The tarp shelter is a simple but effective means of keeping you comfortable and your gear dry when away from civilised shelter. Backpacking tarps are generally light, compact, and adaptable to a number of different purposes. The featured video demonstrates, with explanations, 15 different tarpaulin shelters that can be constructed to protect you from the elements if trekking or camping. How to Sleep Under a Tarp in the Rain - Section Hikers Backpacking Blog
I can think of so many times when I used my Army poncho for a quick shelter in bad weather. A nice trick is to carry a bunch of bungy cords..... flexible yet sturdy to give quick set up when on the move.
Best practice is to boost your tarp with the real deal space blankets, those are the best thing to ever happen for out door survival!
Cool thread. I didn’t look at all of them but with a little creativity you can get your drinking water delivered right to you as well. Our future perhaps, yikes!
I've set up my tarp many different ways. And unless I'm solo, somebody tells me I'm doing it wrong. My dog never does. Guess that's why I take just my dog a lot.
Started thinking about Bug Out Shelters and what I would be able to make, whether I would want it to be portable or permanent, Above ground or in-ground and then thought about concealment. In a SHTF scenario I would not think you would want to be real visible, so I thought about camouflage and found a few examples. This is what is referred to as a tent shelter.
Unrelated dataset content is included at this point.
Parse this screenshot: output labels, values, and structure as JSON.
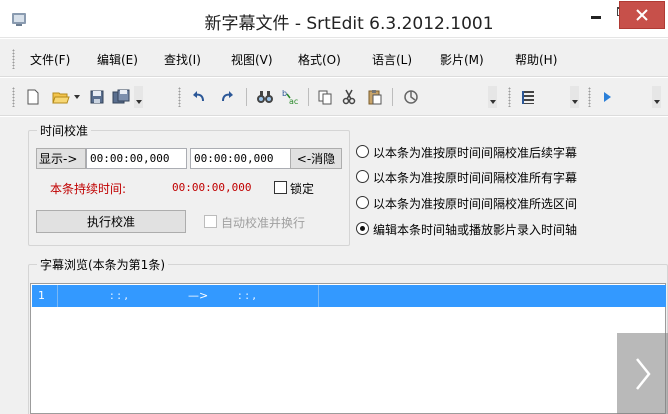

Relatively easy to build in a wooded deciduous environment, not real practical in a conifer forest. It lends itself to one of @chelloveck 's tarp shelters in design though.
Each of the basic tarp designs can be adapted to using poles, branches, leaves, mud and clay, and other suitable found objects. The same considerations of ground water diversion, camouflage and concealment, heating and cooling, etc etc apply.
I saw a YouTube video about how mountain men used wool blankets as a shelter in cold weather. The guy spread one out at the base of a tree. Sat down with his back against the tree and folded the blanket up and over his head. Tucking it around his legs. Then he lit a small candle. Holding a temperature guage he showed the temperature rise from IIRC about 20 something degrees to 50+ in just a few minutes. Found the vid
I lived under a tarp for a summer when I first came to Colorado in the early 1970's, head full of big-city hippie plans and ideas. Reality disabused me of most of those notions over time, but I will always remember that summer under the tarp and sky with some nostalgia. The tarp, fwiw was a heavy-duty truck canvas that measured about 12'x20'. Now I have a big ol canvas wall tent set up for a stove to use for extended stays in the mtns... for more useful endeavors, a nice mtn tent with extra fly, for 2 and dog... but then it doesnt rain much around here (usually)..
Wow! These diagrams are amazing! I was proud of my 4 different impromptu shelters, but these have expanded my horizons even more.